Un milliardaire peut-il utiliser les failles de la justice américaine pour détruire un média, même s’il est peu recommandable ? La question agite depuis quelques jours les Etats-Unis, sur fond de guerre ouverte entre le richissime Peter Thiel, figure de la Silicon Valley, et le groupe médiatique Gawker. Les ingrédients du conflit sont croustillants : du sexe, un catcheur infidèle, un vengeur masqué, une montagne de dollars, la démesure de la justice et, au milieu de tout ça, la défense de la liberté de la presse.
Cette guerre, Peter Thiel, cofondateur de PayPal et investisseur précoce dans Facebook, la mène en secret depuis plusieurs années en finançant en sous-main une série de procès contre ce site d’info à sensation. L’affaire par laquelle le scandale est arrivé met en scène le célèbre catcheur américain Hulk Hogan. En 2012, une sextape montrant ses ébats avec l’ex-femme d’un de ses plus proches amis est publiée par Gawker. Marié (et furieux), Hogan porte plainte pour violation de la vie privée. Fin mars, un jury populaire de Floride condamne Gawker à lui verser la somme astronomique de 140 millions de dollars (près de 126 millions d’euros) de dommages et intérêts. Si la sanction devient définitive, elle pourrait signer l’arrêt de mort du petit groupe médiatique, dont le chiffre d’affaires annuel est estimé à 50 millions de dollars environ.

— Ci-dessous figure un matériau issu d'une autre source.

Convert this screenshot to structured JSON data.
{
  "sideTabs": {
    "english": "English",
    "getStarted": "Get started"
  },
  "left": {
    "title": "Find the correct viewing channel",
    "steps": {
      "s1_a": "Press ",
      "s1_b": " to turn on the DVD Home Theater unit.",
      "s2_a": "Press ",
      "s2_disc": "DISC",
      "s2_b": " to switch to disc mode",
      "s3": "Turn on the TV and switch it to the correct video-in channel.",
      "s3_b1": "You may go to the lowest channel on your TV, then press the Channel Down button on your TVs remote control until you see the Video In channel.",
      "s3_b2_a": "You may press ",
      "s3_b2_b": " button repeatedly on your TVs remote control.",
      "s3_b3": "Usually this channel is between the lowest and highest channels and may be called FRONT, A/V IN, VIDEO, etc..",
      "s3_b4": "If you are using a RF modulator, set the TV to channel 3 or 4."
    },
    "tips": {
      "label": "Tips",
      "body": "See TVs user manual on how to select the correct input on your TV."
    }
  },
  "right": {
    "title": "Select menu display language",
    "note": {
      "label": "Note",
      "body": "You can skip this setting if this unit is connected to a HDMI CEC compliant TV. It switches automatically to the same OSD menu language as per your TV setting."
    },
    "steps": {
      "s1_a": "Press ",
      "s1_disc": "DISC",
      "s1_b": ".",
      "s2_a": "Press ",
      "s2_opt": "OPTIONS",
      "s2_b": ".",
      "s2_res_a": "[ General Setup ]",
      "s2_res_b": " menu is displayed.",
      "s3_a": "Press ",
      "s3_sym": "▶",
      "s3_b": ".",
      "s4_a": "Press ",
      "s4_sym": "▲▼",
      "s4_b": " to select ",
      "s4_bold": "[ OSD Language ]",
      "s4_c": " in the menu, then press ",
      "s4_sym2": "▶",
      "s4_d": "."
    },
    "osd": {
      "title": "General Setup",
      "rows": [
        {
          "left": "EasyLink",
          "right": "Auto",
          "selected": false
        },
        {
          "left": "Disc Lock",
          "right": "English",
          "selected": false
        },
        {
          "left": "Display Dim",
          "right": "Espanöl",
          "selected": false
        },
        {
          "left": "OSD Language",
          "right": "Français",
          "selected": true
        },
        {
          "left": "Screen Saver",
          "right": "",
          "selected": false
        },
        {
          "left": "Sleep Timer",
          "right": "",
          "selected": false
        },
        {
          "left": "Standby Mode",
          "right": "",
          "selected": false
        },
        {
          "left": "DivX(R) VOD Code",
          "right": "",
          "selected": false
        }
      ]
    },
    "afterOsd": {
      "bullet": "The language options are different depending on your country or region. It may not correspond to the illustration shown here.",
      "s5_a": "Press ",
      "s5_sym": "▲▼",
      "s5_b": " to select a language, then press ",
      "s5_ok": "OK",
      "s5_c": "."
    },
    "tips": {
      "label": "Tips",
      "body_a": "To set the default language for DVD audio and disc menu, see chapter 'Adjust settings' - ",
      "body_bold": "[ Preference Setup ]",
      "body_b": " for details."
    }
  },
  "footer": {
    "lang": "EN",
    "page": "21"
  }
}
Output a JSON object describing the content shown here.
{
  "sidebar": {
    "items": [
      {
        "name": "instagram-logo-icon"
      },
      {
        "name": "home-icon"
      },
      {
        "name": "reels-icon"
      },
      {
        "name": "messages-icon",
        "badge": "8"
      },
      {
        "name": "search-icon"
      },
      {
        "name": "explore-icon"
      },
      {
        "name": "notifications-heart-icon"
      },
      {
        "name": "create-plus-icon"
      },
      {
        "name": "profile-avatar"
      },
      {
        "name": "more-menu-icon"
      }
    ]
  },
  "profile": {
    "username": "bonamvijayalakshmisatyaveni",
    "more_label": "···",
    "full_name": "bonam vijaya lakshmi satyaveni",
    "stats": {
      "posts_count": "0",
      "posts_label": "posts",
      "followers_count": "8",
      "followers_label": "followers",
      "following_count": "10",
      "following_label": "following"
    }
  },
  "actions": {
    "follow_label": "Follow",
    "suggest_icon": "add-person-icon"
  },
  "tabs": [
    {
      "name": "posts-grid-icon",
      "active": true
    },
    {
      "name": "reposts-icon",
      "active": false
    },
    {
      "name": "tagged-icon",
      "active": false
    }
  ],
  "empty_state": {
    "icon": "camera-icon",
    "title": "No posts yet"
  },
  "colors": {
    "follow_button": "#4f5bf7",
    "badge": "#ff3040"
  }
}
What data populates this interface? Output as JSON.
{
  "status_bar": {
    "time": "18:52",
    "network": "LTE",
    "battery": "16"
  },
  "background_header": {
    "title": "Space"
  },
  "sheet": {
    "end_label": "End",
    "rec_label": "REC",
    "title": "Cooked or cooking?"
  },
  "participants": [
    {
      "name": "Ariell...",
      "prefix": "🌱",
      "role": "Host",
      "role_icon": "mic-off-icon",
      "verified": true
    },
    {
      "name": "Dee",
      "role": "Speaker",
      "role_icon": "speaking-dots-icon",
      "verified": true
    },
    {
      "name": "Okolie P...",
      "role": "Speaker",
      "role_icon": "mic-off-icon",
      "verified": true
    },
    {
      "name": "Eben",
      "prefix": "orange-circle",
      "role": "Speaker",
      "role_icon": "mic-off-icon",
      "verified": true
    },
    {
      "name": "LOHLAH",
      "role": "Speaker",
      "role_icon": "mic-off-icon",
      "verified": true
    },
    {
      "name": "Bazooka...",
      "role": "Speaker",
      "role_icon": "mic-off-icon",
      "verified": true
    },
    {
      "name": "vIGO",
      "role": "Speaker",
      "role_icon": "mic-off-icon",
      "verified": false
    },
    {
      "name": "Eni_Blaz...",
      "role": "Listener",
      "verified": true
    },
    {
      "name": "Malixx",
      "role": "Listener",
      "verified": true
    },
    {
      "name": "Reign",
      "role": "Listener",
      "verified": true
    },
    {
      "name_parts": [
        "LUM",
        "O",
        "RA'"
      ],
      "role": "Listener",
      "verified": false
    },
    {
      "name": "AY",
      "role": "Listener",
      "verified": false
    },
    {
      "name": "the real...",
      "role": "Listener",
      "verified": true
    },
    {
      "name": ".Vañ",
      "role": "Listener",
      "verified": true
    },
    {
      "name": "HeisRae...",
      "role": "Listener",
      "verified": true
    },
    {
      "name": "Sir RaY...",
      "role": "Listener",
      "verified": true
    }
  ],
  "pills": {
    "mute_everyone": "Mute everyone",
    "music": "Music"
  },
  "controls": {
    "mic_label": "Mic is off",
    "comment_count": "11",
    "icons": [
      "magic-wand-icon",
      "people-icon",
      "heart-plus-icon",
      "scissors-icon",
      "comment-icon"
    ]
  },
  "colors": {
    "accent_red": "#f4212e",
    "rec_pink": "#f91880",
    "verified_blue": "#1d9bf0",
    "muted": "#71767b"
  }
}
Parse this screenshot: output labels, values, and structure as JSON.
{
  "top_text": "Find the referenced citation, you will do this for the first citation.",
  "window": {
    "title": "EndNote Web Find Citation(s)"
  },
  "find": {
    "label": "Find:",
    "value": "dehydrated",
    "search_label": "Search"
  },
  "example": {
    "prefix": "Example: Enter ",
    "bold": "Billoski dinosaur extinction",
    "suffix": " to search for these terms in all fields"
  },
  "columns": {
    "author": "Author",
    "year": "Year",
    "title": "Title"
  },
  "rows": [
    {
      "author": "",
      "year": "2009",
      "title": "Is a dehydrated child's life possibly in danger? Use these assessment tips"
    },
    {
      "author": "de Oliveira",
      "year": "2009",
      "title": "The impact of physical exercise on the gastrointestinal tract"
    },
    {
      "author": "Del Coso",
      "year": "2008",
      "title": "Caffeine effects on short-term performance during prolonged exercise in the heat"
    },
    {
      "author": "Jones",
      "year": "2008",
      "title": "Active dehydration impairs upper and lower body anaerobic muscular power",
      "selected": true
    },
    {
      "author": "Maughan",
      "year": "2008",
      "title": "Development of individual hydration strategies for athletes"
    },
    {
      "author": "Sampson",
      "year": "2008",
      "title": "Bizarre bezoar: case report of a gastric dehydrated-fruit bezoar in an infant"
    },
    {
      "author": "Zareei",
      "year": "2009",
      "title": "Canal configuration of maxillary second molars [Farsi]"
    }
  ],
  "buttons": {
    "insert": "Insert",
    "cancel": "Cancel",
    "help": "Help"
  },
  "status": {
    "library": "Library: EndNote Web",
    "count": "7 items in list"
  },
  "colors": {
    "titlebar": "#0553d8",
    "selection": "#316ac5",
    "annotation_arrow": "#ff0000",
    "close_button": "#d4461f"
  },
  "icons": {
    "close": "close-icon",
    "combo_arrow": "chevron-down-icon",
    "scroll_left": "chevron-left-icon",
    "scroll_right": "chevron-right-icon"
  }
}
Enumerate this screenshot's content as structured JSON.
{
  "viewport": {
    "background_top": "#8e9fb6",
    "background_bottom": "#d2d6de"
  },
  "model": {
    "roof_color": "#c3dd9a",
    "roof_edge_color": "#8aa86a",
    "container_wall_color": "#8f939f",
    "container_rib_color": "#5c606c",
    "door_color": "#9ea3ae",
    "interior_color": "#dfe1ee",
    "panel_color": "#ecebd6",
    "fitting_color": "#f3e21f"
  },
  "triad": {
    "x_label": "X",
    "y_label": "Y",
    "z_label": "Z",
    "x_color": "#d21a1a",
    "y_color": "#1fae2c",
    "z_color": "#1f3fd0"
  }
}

Difficile de trouver des circonstances atténuantes à Gawker. Diffuser la vidéo porno amateur et privée d'un catcheur vieillissant (62 ans) n'a rien de glorieux. Mercredi, pourtant, une révélation a changé la donne, faisant glisser peu à peu cette affaire du terrain de la vie privée vers celui de la liberté de la presse et d'expression. Dans les colonnes du New York Times, Peter Thiel révèle qu'il a payé la défense de Hulk Hogan, à hauteur de dix millions de dollars environ. Dans ce qui ressemble fortement, même s'il s'en défend, à une vendetta personnelle. Depuis fin 2007, l'investisseur américain voue en effet une haine sans limites à Gawker, qu'il accuse de l'avoir «outé» dans un billet. A l'époque, Thiel avait accusé Gawker d'être le «Al-Qaeda de la Silicon Valley». En silence, le milliardaire a ruminé sa colère, préparé sa riposte. Puis mis son plan à exécution, constituant en secret une équipe d'avocats chargés de trouver des victimes potentielles de Gawker dont il pourrait financer la défense. «Il ne s'agit pas tant de vengeance que de dissuasion spécifique», soutient Thiel au New York Times. L'entrepreneur, 48 ans, dit son dégoût des méthodes «terriblement nuisibles» de Gawker, qui consistent selon lui à attirer l'attention en «brutalisant des gens, même lorsque cela ne présente pas d'intérêt pour le public».
En finançant la défense de Hulk Hogan, Peter Thiel a réussi un coup de maître. Mais en révélant son implication, ce libertarien convaincu, soutien affiché de Donald Trump, a suscité un vif débat sur la liberté de la presse. Car si Gawker a vu le jour comme un site de ragots irrévérencieux, le groupe a évolué. Fort d'environ 300 employés, il aborde des sujets politiques, sociaux, et compte plusieurs sites, dont le sportif Deadspin, le féministe Jezebel et le technologique Gizmodo. Dans la Silicon Valley, l'affaire divise. «Les journalistes qui font la chasse aux clics doivent recevoir une leçon. Je suis avec #Thiel», a réagi sur Twitter l'investisseur Vinod Khosla. «Merci @peterthiel», a écrit Jessica Livingston, cofondatrice de l'incubateur de start-up Y Combinator. A l'inverse, et c'est un nouveau rebondissement, le milliardaire franco-américain Pierre Omidyar, fondateur d'eBay, a pris la défense de Gawker. Son groupe First Look Media, dont font partie les journalistes Glenn Greenwald et Laura Poitras, proches d'Edward Snowden, pourrait se joindre à la procédure judiciaire en appel pour apporter un soutien (notamment financier) au site d'information. Tout en assurant qu'il n'y avait pas de «contentieux» entre Peter Thiel et lui, Pierre Omidyar a jugé nécessaire de «protéger la presse, même de mauvais goût». Une improbable bataille des milliardaires est lancée.